The contenders were itching for a fight.

They bolted up the path to the ring and snarled at each other with teeth bared. Then the bell rang - and they lunged at each other's throats.This was no fight between ordinary heavyweights: It was a brawl in a cherished Japanese tradition, endorsed by no less than the emperor himself: dog fighting.

At the center of the sport is the feared Tosa - a dog so powerful that it is banned in some places.

Animal lovers might balk at the violent tradition, but fans of the Tosa gush about its fighting prowess in terms usually reserved for thoroughbreds or fine wine.

"A good dog is very special, maybe only one in a thousand," said Masaru Hirose, owner of the Tosa Fighting Dog Center in Katsurahama, 600 miles southwest of Tokyo.

Dog fighting in Japan goes back to the 14th century, but Tosas were bred to their current form - with vise-grip jaws, a powerful chest and a nasty temper - in the 19th and early 20th centuries.

The dogs are impressive. With a short brown coat, full jowls and a stout, muscled physique, the dogs can reach 200 pounds and a height of 26 inches. A champion can sell for tens of thousands of dollars.

The rare canines are prized as strong, loyal guards by dog-lovers in the United States, and fans have formed the International Tosa-ken Association.

But Tosas are also fighting machines.

"Clearly, it is a dog for only very experienced dog-handlers," reads a description put out by World-Class-Dogs Inc., adding that the breed is banned in Britain. "It is powerful, stoic and relentless."

The Japanese government has tightly controlled the fighting tradition. Gambling is now banned, and Hirose's dog center along the rocky south coast of Shikoku Island is the country's only licensed fighting center.

Periodic title matches, however, can be held elsewhere, and Tosa owners are all over the country. Prized fighters are given the same titles as venerated sumo wrestlers, with top dogs given the "yokozuna," or grand champion ranking.

In a match put on for reporters at Hirose's center, the dogs bolted across a bloodstained canvas and attacked each other at the throat, standing up on their hind legs.

The dogs - scarred on face and legs from earlier matches - growled and salivated as they sank their teeth into the loose, almost elastic folds of fur around each other's necks.

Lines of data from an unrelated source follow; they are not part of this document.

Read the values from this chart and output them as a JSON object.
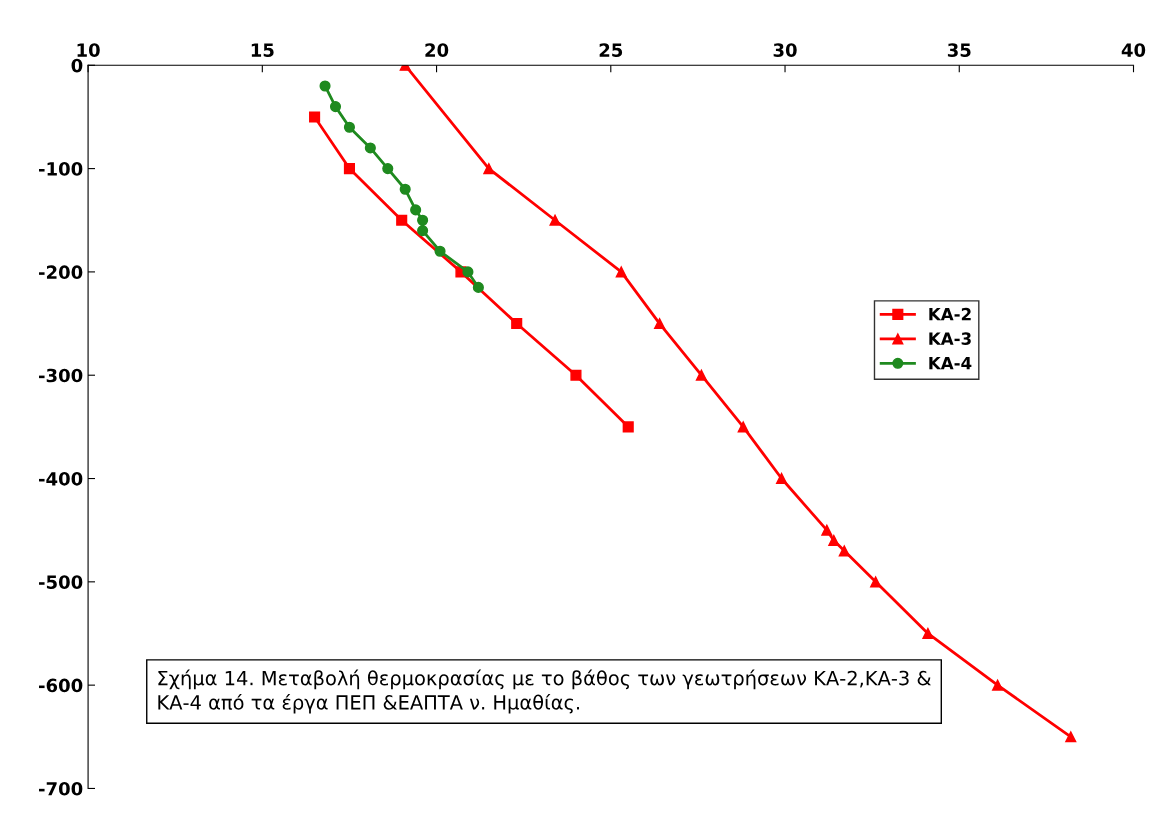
{
  "chart_data": {
    "type": "line",
    "series": [
      {
        "name": "KA-2",
        "color": "#ff0000",
        "marker": "square",
        "x": [
          16.5,
          17.5,
          19.0,
          20.7,
          22.3,
          24.0,
          25.5
        ],
        "values": [
          -50,
          -100,
          -150,
          -200,
          -250,
          -300,
          -350
        ]
      },
      {
        "name": "KA-3",
        "color": "#ff0000",
        "marker": "triangle",
        "x": [
          19.1,
          21.5,
          23.4,
          25.3,
          26.4,
          27.6,
          28.8,
          29.9,
          31.2,
          31.4,
          31.7,
          32.6,
          34.1,
          36.1,
          38.2
        ],
        "values": [
          0,
          -100,
          -150,
          -200,
          -250,
          -300,
          -350,
          -400,
          -450,
          -460,
          -470,
          -500,
          -550,
          -600,
          -650
        ]
      },
      {
        "name": "KA-4",
        "color": "#1f8a1f",
        "marker": "circle",
        "x": [
          16.8,
          17.1,
          17.5,
          18.1,
          18.6,
          19.1,
          19.4,
          19.6,
          19.6,
          20.1,
          20.9,
          21.2
        ],
        "values": [
          -20,
          -40,
          -60,
          -80,
          -100,
          -120,
          -140,
          -150,
          -160,
          -180,
          -200,
          -215
        ]
      }
    ],
    "xlim": [
      10,
      40
    ],
    "xticks": [
      10,
      15,
      20,
      25,
      30,
      35,
      40
    ],
    "ylim": [
      -700,
      0
    ],
    "yticks": [
      0,
      -100,
      -200,
      -300,
      -400,
      -500,
      -600,
      -700
    ],
    "legend": "right",
    "grid": false,
    "line_style": "solid",
    "annotations": [
      "Σχήμα 14. Μεταβολή θερμοκρασίας με το βάθος των γεωτρήσεων ΚΑ-2,ΚΑ-3 & ΚΑ-4 από τα έργα ΠΕΠ &ΕΑΠΤΑ ν. Ημαθίας."
    ]
  }
}
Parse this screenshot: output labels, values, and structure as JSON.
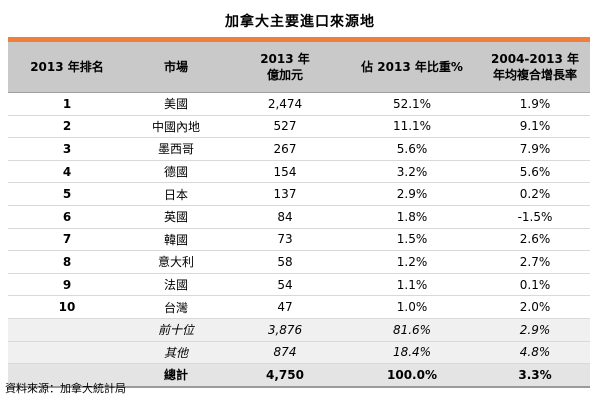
{
  "title": "加拿大主要進口來源地",
  "headers": {
    "rank": "2013 年排名",
    "market": "市場",
    "value_line1": "2013 年",
    "value_line2": "億加元",
    "share": "佔 2013 年比重%",
    "growth_line1": "2004-2013 年",
    "growth_line2": "年均複合增長率"
  },
  "rows": [
    {
      "rank": "1",
      "market": "美國",
      "value": "2,474",
      "share": "52.1%",
      "growth": "1.9%"
    },
    {
      "rank": "2",
      "market": "中國內地",
      "value": "527",
      "share": "11.1%",
      "growth": "9.1%"
    },
    {
      "rank": "3",
      "market": "墨西哥",
      "value": "267",
      "share": "5.6%",
      "growth": "7.9%"
    },
    {
      "rank": "4",
      "market": "德國",
      "value": "154",
      "share": "3.2%",
      "growth": "5.6%"
    },
    {
      "rank": "5",
      "market": "日本",
      "value": "137",
      "share": "2.9%",
      "growth": "0.2%"
    },
    {
      "rank": "6",
      "market": "英國",
      "value": "84",
      "share": "1.8%",
      "growth": "-1.5%"
    },
    {
      "rank": "7",
      "market": "韓國",
      "value": "73",
      "share": "1.5%",
      "growth": "2.6%"
    },
    {
      "rank": "8",
      "market": "意大利",
      "value": "58",
      "share": "1.2%",
      "growth": "2.7%"
    },
    {
      "rank": "9",
      "market": "法國",
      "value": "54",
      "share": "1.1%",
      "growth": "0.1%"
    },
    {
      "rank": "10",
      "market": "台灣",
      "value": "47",
      "share": "1.0%",
      "growth": "2.0%"
    }
  ],
  "top10": {
    "market": "前十位",
    "value": "3,876",
    "share": "81.6%",
    "growth": "2.9%"
  },
  "others": {
    "market": "其他",
    "value": "874",
    "share": "18.4%",
    "growth": "4.8%"
  },
  "total": {
    "market": "總計",
    "value": "4,750",
    "share": "100.0%",
    "growth": "3.3%"
  },
  "source": "資料來源：加拿大統計局",
  "colors": {
    "accent": "#f07f3c",
    "header_bg": "#c9c9c9"
  }
}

At title matches - held at makeshift rings around the country - more than 100 owners and trainers watch as top Tosas duke it out in bouts that can run as long as 30 minutes.

A dog loses when it yelps or tries to flee. Judges declare winners and hand out rankings.

Though dogs are often hurt, owners say they don't let the fights get out of hand.

Officials at the dog center say they've never heard of a Tosa being killed in a match.

But pulling apart the fiery canines can be difficult. At the end of the match at Hirose's center, two trainers leaped into the ring and grabbed the dogs by the tail as a third trainer jutted a flaming torch in their faces.

The isolation of the sport's lone training center on Shikoku has kept it off the radar of Japan's tiny animal rights movement.